Sarah and I lasted about a week and a half.
I asked mom, “How old do you have to be to get married?” thinking the answer was at least ten years old. But mom said I’d have to wait until I was 18 which was extra long away because my birthday was in October. “Oh,” I said and thought about how hard it would be to break her heart.
She was amazing. She could ride a two-wheeler, played T-ball for the Blue Jays, and gave me a travel magnetic checkers set when I gave her part of my stamp collection.
She was just about everything I wanted in a girlfriend.

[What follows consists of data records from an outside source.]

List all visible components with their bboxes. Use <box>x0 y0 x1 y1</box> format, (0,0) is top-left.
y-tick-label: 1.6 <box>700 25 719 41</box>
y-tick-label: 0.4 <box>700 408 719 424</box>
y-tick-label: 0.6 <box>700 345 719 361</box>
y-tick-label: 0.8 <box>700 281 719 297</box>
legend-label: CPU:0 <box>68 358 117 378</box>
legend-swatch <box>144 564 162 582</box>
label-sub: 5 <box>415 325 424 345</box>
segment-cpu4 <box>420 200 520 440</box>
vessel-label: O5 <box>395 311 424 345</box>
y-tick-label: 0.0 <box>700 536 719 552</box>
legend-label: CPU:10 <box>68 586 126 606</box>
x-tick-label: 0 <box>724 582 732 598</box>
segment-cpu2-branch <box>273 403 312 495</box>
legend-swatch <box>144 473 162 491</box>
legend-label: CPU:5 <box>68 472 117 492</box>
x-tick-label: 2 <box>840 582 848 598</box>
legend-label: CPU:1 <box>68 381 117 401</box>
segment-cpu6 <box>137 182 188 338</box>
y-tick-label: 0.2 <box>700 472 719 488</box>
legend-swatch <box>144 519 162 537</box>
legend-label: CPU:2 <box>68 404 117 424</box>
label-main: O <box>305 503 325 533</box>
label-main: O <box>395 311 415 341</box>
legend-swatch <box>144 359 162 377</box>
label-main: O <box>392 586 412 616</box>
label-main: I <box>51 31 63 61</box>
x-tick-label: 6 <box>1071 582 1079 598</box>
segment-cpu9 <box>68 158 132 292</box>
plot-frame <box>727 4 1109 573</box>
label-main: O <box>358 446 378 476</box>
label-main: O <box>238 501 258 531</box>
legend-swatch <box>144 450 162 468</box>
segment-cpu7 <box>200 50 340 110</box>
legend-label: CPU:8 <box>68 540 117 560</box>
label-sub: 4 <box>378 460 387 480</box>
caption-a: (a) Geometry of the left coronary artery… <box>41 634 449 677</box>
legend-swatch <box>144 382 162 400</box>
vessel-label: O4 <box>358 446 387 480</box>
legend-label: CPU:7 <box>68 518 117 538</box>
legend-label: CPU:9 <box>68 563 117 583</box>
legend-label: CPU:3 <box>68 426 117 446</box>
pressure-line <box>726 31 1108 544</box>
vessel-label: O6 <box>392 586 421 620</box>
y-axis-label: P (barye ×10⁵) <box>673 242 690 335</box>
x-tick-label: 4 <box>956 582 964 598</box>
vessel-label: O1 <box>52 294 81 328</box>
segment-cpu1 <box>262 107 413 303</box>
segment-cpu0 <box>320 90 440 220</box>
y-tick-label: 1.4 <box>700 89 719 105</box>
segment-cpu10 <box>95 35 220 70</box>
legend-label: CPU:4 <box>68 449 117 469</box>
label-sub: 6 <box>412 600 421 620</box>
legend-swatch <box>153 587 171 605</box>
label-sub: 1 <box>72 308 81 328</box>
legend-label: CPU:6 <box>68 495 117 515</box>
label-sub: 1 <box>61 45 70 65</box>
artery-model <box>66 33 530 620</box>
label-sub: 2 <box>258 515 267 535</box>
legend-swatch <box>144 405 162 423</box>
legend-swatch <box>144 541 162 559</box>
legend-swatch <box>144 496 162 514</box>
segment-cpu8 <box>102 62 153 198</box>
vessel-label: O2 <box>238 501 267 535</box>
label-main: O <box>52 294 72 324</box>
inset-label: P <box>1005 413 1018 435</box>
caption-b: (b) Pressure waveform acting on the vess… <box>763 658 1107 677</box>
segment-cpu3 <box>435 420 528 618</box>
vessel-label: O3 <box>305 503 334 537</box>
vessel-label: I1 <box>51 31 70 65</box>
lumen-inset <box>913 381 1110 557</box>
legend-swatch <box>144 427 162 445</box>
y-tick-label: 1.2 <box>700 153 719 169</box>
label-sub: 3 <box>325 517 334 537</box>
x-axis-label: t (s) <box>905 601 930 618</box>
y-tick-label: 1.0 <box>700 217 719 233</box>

We had a great time while we were together, but life in 1982 was just too busy: It was fall baseball season and I was on the Brewers. Plus I had a lot of He-Man figures I was neglecting.

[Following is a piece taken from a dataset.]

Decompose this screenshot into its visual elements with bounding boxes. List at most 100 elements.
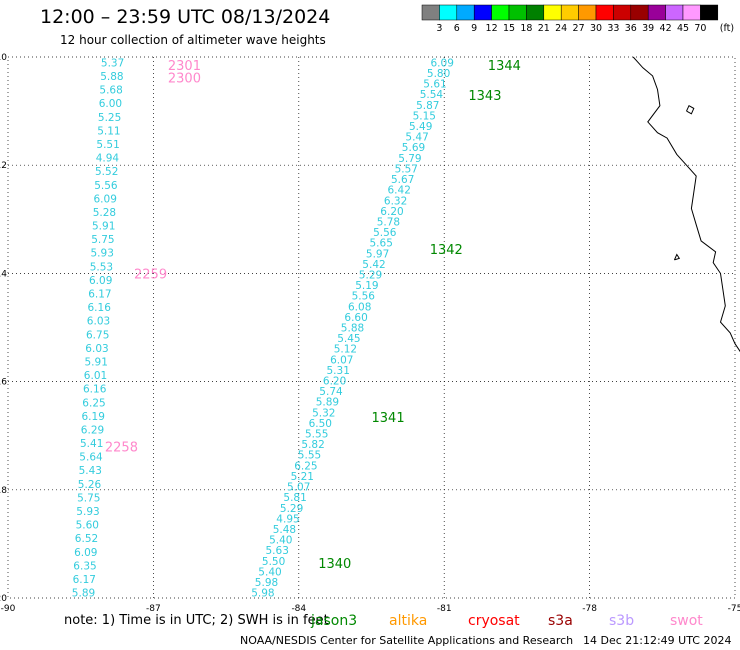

The last straw came when we lined up one day after lunch. We had lost at kickball and our teacher was late in coming to get us. Scott, who was captain of the winning team, led the class in the song, the one no 7-year-old boy wants to hear: “Jimmy and Sarah sitting in a tree, K-I-S-S-I-N-G… ”

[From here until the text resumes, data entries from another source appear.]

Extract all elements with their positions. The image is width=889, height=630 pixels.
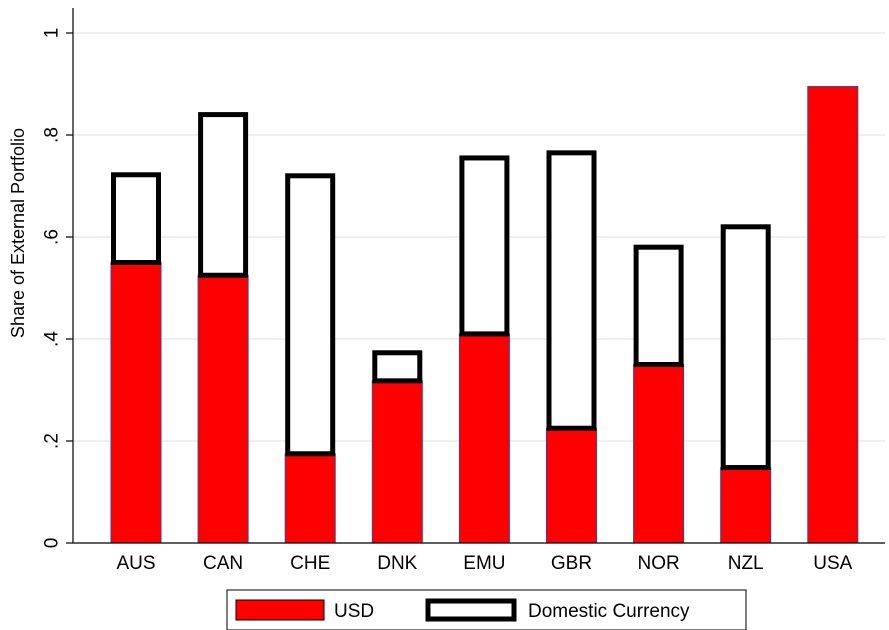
bar-domestic-nzl — [720, 224, 771, 471]
bar-usd-can — [197, 274, 249, 544]
x-tick-label-gbr: GBR — [551, 553, 592, 574]
y-tick-label-4: .8 — [42, 127, 63, 143]
y-tick-label-5: 1 — [42, 28, 63, 39]
y-axis-title: Share of External Portfolio — [8, 128, 28, 338]
x-tick-label-aus: AUS — [116, 553, 155, 574]
bar-usd-dnk — [371, 380, 423, 544]
bar-usd-nor — [633, 364, 685, 544]
y-tick-label-3: .6 — [42, 229, 63, 245]
legend-label-usd: USD — [334, 601, 374, 622]
legend-label-domestic-currency: Domestic Currency — [528, 601, 690, 622]
y-tick-label-1: .2 — [42, 433, 63, 449]
x-tick-label-emu: EMU — [463, 553, 505, 574]
bar-domestic-dnk — [372, 350, 423, 384]
x-tick-label-nzl: NZL — [728, 553, 764, 574]
bar-domestic-aus — [111, 172, 161, 265]
bar-usd-nzl — [720, 467, 772, 544]
bar-domestic-gbr — [546, 150, 597, 431]
x-tick-label-dnk: DNK — [377, 553, 417, 574]
bar-usd-usa — [807, 86, 859, 544]
legend-swatch-domestic-currency — [425, 598, 517, 622]
y-axis: 0 .2 .4 .6 .8 1 — [42, 8, 74, 548]
legend-swatch-usd — [235, 599, 325, 621]
y-tick-label-2: .4 — [42, 331, 63, 347]
bar-domestic-che — [285, 173, 336, 457]
bar-usd-aus — [110, 262, 162, 544]
bars — [110, 86, 859, 544]
bar-usd-gbr — [546, 427, 597, 544]
bar-usd-emu — [458, 333, 510, 544]
y-tick-label-0: 0 — [42, 538, 63, 549]
x-tick-label-can: CAN — [203, 553, 243, 574]
x-tick-label-che: CHE — [290, 553, 330, 574]
x-tick-label-nor: NOR — [637, 553, 679, 574]
bar-domestic-can — [198, 112, 249, 278]
bar-domestic-nor — [633, 244, 684, 367]
x-tick-label-usa: USA — [813, 553, 852, 574]
legend: USD Domestic Currency — [226, 589, 747, 630]
x-axis: AUS CAN CHE DNK EMU GBR NOR NZL USA — [73, 542, 885, 574]
bar-usd-che — [284, 453, 336, 544]
bar-domestic-emu — [459, 155, 510, 337]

I felt my face turning bright red. I let go of Sarah’s hand. And that was it. I took the coward’s way out. I never told her I didn’t love her or that we were no longer boyfriend and girlfriend. I just ignored her.
About three days later, her friend came to me, “Sarah’s worried you don’t love her anymore.”
I told her friend that I did love her, but just didn’t have any time to spend with her. We went to class and sat down.
Dr Hasenstab announced, “Today, we’re going to learn our dances for the Christmas play. Everybody up, we’re going to the auditorium.”
I loved the Christmas play. Each year, we learned one song about Christmas and one song about Hanukkah. I already knew Jingle Bells, the Dreidel Song, and Jingle Bell Rock. I thought there was a good chance that I would already know one of the songs.
We got to the auditorium. Dr. Hasenstab announced, “This year, we’re going to do the Stegosaurus song, the Brontosaurus song, and the Triceratops song. Each of you will dance in one song and sing the other two.”
Three new songs! I didn’t know which dinosaur belonged to Jesus and which belonged to the Jewish kids, but that was what school was for.
Dr. Hasenstab played the songs on the record player and modeled the dance for each song. She then read off the names of who would dance in each song and she put us right together, “Stegosaurus dance, Jimmy, Sarah, Robbie W, Scott R, Rachael…”
I exhaled and lined up next to Sarah. She smiled and looked at me. I talked to Robbie. And then the music started. “I am a stegosaurus, I’m a funny looking dinosaur…”
I sang along, loudly and danced a little bit off. We finished our rehearsal. I didn’t look at Sarah.
We won our baseball game that afternoon and I dedicated my performance to Sarah. I hit a home run and two doubles, but I still felt a little bad.